L’inchiesta, secondo la ricostruzioni degli inquirenti, ha portato a scoprire l’esistenza di un sistema le cui vittime erano proprio i bambini allontanati dai genitori attraverso disegni falsificati, cui venivano aggiunti dettagli a carattere sessuale, e con relazioni non veritiere sui rapporti in famiglia. In più gli psicologi e gli psicoterapeuti facevano pressioni sui bambini che li portavano a dichiarare il falso sui propri parenti. Il tutto finalizzato ad affidare i piccoli e sottoporli a un circuito di cure private a pagamento di una onlus, la “Hansel & Gretel” piemontese.
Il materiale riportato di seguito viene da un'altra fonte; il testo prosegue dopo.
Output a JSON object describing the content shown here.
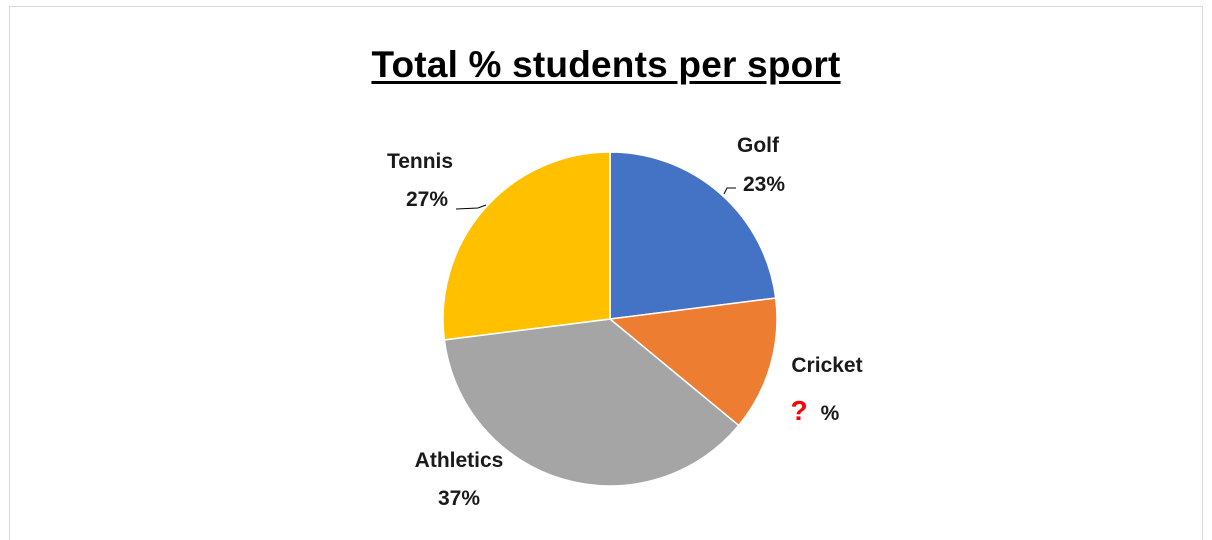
{
  "chart_data": {
    "type": "pie",
    "title": "Total % students per sport",
    "slices": [
      {
        "label": "Golf",
        "value": 23,
        "display": "23%",
        "color": "#4472c4"
      },
      {
        "label": "Cricket",
        "value": 13,
        "display": "%",
        "unknown_mark": "?",
        "color": "#ed7d31"
      },
      {
        "label": "Athletics",
        "value": 37,
        "display": "37%",
        "color": "#a5a5a5"
      },
      {
        "label": "Tennis",
        "value": 27,
        "display": "27%",
        "color": "#ffc000"
      }
    ],
    "colors": {
      "unknown_mark": "#ff0000",
      "leader_line": "#000000"
    }
  }
}
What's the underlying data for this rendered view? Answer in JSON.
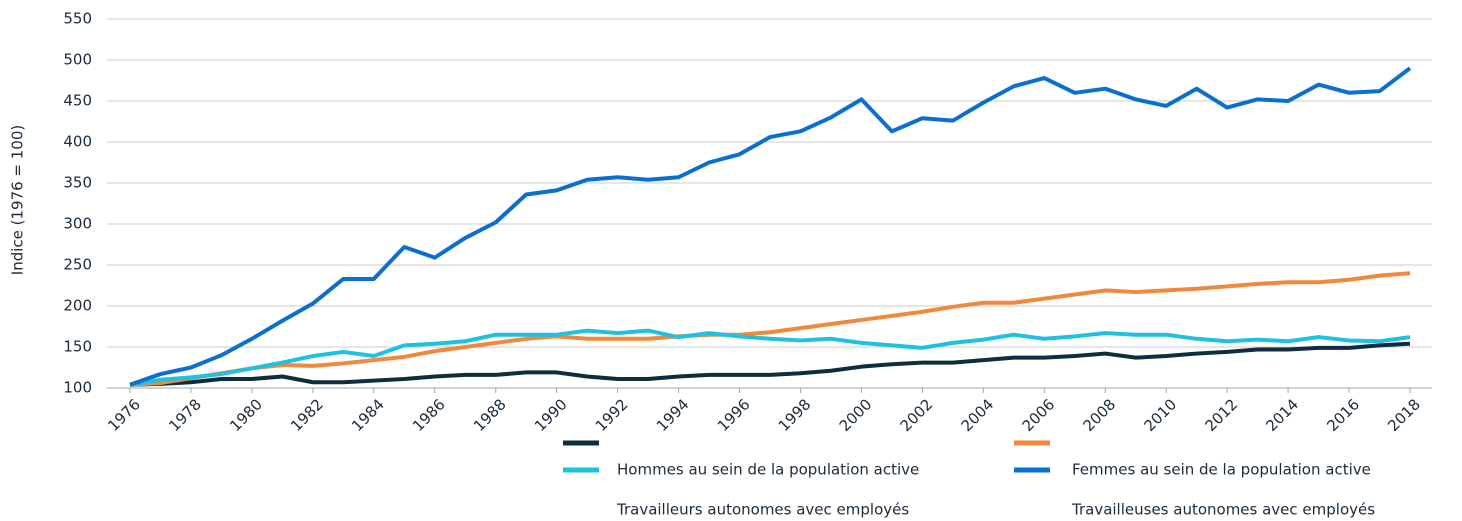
{
  "chart_data": {
    "type": "line",
    "y_label": "Indice (1976 = 100)",
    "x": [
      1976,
      1977,
      1978,
      1979,
      1980,
      1981,
      1982,
      1983,
      1984,
      1985,
      1986,
      1987,
      1988,
      1989,
      1990,
      1991,
      1992,
      1993,
      1994,
      1995,
      1996,
      1997,
      1998,
      1999,
      2000,
      2001,
      2002,
      2003,
      2004,
      2005,
      2006,
      2007,
      2008,
      2009,
      2010,
      2011,
      2012,
      2013,
      2014,
      2015,
      2016,
      2017,
      2018
    ],
    "xlim": [
      1976,
      2018
    ],
    "xticks": [
      1976,
      1978,
      1980,
      1982,
      1984,
      1986,
      1988,
      1990,
      1992,
      1994,
      1996,
      1998,
      2000,
      2002,
      2004,
      2006,
      2008,
      2010,
      2012,
      2014,
      2016,
      2018
    ],
    "ylim": [
      100,
      550
    ],
    "yticks": [
      100,
      150,
      200,
      250,
      300,
      350,
      400,
      450,
      500,
      550
    ],
    "grid": true,
    "series": [
      {
        "name": "Hommes au sein de la population active",
        "color": "#0f2d3c",
        "values": [
          104,
          105,
          107,
          111,
          111,
          114,
          107,
          107,
          109,
          111,
          114,
          116,
          116,
          119,
          119,
          114,
          111,
          111,
          114,
          116,
          116,
          116,
          118,
          121,
          126,
          129,
          131,
          131,
          134,
          137,
          137,
          139,
          142,
          137,
          139,
          142,
          144,
          147,
          147,
          149,
          149,
          152,
          154
        ]
      },
      {
        "name": "Femmes au sein de la population active",
        "color": "#f0883e",
        "values": [
          104,
          106,
          112,
          118,
          124,
          128,
          127,
          130,
          134,
          138,
          145,
          150,
          155,
          160,
          163,
          160,
          160,
          160,
          163,
          165,
          165,
          168,
          173,
          178,
          183,
          188,
          193,
          199,
          204,
          204,
          209,
          214,
          219,
          217,
          219,
          221,
          224,
          227,
          229,
          229,
          232,
          237,
          240
        ]
      },
      {
        "name": "Travailleurs autonomes avec employés",
        "color": "#1ec2e0",
        "values": [
          104,
          110,
          113,
          117,
          124,
          131,
          139,
          144,
          139,
          152,
          154,
          157,
          165,
          165,
          165,
          170,
          167,
          170,
          162,
          167,
          163,
          160,
          158,
          160,
          155,
          152,
          149,
          155,
          159,
          165,
          160,
          163,
          167,
          165,
          165,
          160,
          157,
          159,
          157,
          162,
          158,
          157,
          162
        ]
      },
      {
        "name": "Travailleuses autonomes avec employés",
        "color": "#0b6fcf",
        "values": [
          104,
          117,
          125,
          140,
          160,
          182,
          203,
          233,
          233,
          272,
          259,
          283,
          302,
          336,
          341,
          354,
          357,
          354,
          357,
          375,
          385,
          406,
          413,
          430,
          452,
          413,
          429,
          426,
          448,
          468,
          478,
          460,
          465,
          452,
          444,
          465,
          442,
          452,
          450,
          470,
          460,
          462,
          490
        ]
      }
    ]
  }
}
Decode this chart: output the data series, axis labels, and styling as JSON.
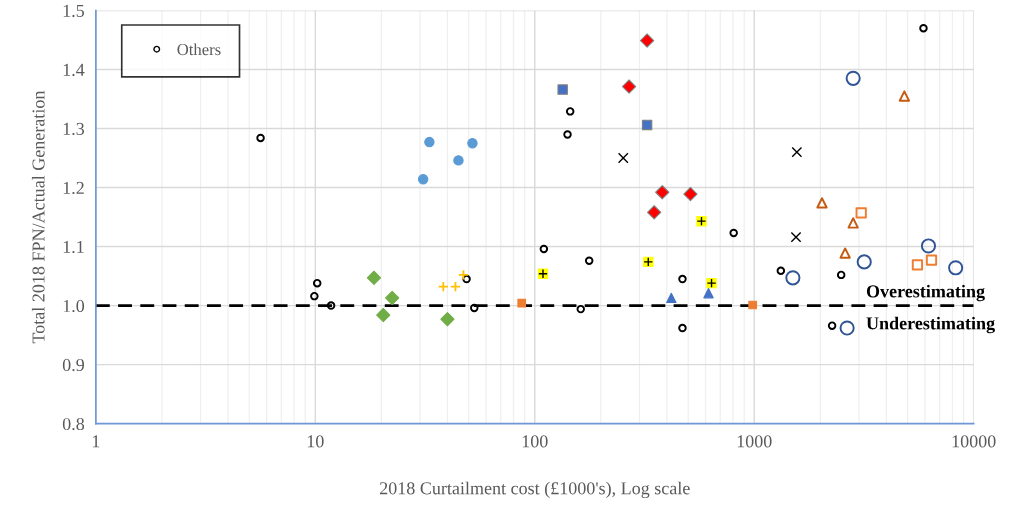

Un giro che fruttava ai professionisti migliaia di euro di cui beneficiavano alcuni degli indagati. Contemporaneamente altri si avvantaggiavano dell'indotto derivante dalla gestione dei minori oppure organizzando corsi di formazione e convegni ad appannaggio della stessa onlus. 

Le 24 persone a processo sono accusate, con ruoli e responsabilità diverse, di frode processuale, depistaggio, abuso d’ufficio, maltrattamenti su minori, falso in atto pubblico, violenza privata, tentata estorsione e peculato d'uso.